Her husband, Bill, whose knees are shot, can no longer operate his tractor. He keeps it charged outside anyway.

"They were the nicest couple you would ever meet,” said Smart. “They kept saying give the water to someone else more deserving.”

This was common among the township: farmers refusing to take water who don’t have any in deferment to their community. 

"We went out into their paddock to drop off 9000 litres of cattle water. Talking to them there wasn't a dry eye with any of my men. You wondered how they could survive under these adverse conditions," he said.

"Several times we just had to walk away as we were really taken back. It was an earth shattering moment for many of us."

Some farmers have not been able to make a normal tasting cup of tea in two years. Others had their first proper shower in years.

Another of the tanker drivers told of a desolate farm he called in on nearby where the farmer had been forced to shoot her dogs as she could no longer afford to feed them. She had lost her husband 20 years ago and was managing the huge property on her own.

There were other stories of heartbreak people dare not repeat.

Chris Smith of Sky News, who accepted an invitation from Williams to join the convoy, called it a "weekend of great generosity and hard work in the dust of drought-stricken Australia".

As the average farm stores a 25,000 litre water tank for the home, Williams figured one truck in the convoy could replenish at least one tank.

Collectively they achieved much more than that.

Lopez Bros, one of the companies to generously volunteer resources for the trip helped coordinate the convoy of 28 trucks and support crew.

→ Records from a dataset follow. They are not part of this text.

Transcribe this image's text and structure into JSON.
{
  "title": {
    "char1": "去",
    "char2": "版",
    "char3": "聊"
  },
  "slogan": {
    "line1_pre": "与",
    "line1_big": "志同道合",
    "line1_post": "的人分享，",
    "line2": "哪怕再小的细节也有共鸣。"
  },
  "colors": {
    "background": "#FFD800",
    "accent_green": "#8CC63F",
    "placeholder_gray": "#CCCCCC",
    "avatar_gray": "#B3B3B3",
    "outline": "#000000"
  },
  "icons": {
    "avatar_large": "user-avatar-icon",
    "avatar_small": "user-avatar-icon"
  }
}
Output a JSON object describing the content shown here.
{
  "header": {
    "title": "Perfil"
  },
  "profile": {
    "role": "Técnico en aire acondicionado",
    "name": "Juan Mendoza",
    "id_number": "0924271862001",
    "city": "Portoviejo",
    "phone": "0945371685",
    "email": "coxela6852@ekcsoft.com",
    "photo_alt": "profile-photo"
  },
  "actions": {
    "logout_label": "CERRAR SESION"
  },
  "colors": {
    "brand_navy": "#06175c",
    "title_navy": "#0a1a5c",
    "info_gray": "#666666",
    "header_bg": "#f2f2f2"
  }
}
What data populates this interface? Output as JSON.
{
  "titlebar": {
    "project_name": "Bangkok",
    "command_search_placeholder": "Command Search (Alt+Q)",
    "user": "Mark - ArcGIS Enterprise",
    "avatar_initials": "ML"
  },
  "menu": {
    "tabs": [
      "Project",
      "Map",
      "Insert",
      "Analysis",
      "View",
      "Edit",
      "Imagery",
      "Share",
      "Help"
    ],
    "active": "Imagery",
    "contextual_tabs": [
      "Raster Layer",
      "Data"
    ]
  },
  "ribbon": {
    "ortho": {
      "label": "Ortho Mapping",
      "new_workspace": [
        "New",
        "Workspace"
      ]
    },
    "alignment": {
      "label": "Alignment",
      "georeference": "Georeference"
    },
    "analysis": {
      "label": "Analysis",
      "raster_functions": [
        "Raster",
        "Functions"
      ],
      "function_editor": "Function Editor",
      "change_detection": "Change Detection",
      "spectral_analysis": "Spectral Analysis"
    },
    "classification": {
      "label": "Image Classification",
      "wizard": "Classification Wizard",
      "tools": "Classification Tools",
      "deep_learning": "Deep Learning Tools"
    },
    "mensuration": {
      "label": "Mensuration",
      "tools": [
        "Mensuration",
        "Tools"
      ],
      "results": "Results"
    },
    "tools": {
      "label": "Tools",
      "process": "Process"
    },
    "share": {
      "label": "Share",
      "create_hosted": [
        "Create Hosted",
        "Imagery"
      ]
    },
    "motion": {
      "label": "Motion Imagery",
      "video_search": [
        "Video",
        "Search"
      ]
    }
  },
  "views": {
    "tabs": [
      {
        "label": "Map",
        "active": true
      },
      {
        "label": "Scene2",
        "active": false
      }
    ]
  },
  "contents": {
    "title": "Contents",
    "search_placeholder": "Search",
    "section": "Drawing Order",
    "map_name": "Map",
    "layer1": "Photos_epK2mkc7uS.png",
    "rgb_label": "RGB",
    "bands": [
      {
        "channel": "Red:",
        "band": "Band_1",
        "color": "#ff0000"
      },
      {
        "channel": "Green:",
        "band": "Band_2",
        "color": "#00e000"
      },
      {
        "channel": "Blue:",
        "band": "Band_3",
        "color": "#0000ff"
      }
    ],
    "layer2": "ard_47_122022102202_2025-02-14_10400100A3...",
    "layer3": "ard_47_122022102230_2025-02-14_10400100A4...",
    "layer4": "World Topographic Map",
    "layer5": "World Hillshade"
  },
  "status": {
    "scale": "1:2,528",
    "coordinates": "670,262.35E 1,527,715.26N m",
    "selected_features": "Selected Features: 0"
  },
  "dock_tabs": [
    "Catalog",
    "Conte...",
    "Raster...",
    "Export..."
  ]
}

Ann Lopez considers it a major achievement in a career replete with accolades.

"It highlighted the generosity of our industry that so many wanted to give up their free time and show the farmers and families of the region that we care about them," she said.

Williams told Sky News that he was overwhelmed with the generosity and support from donors and volunteers but that it was only the start of a much bigger project.

"It's mission accomplished for this thing but more needs to be done," he said.

Smart, who also serves as Formula Chemicals Director, arranged for seven volunteers to come along on the convoy – all of whose lives have been changed for the experience.

They now, he said, look at things much differently.

“We heard stories of farmers who haven’t been able to brush their teeth with fresh water for years,” he said.

A young boy they came across, when asked what he wanted for Christmas, said he hoped Santa would bring him a block of chocolate.

“He was only eight years old. That’s all he wanted. We were able to give him a pack of Tim Tams.” 

Formula Chemicals is already planning on returning to Baradine on the long weekend in January 2020.

Smart hopes to make it a family day as many of his staff want to bring along their kids to spend some more time in the country but also to help the next generation raised in the city to better understand the devastating impact of drought and its effects on many rural communities whose plights have been neglected by politicians and mainstream media.

He said the next trip will also be about carrying cash, so that everything purchased is bought locally to help stimulate the local economies. This will include plans to donate a 25,000L water tank for the town of Baradine.

"We want to keep the town alive by buying everything local," he said.

"This was a life changing event for everyone in my team. For those of us in the city we really don't know how lucky we really are."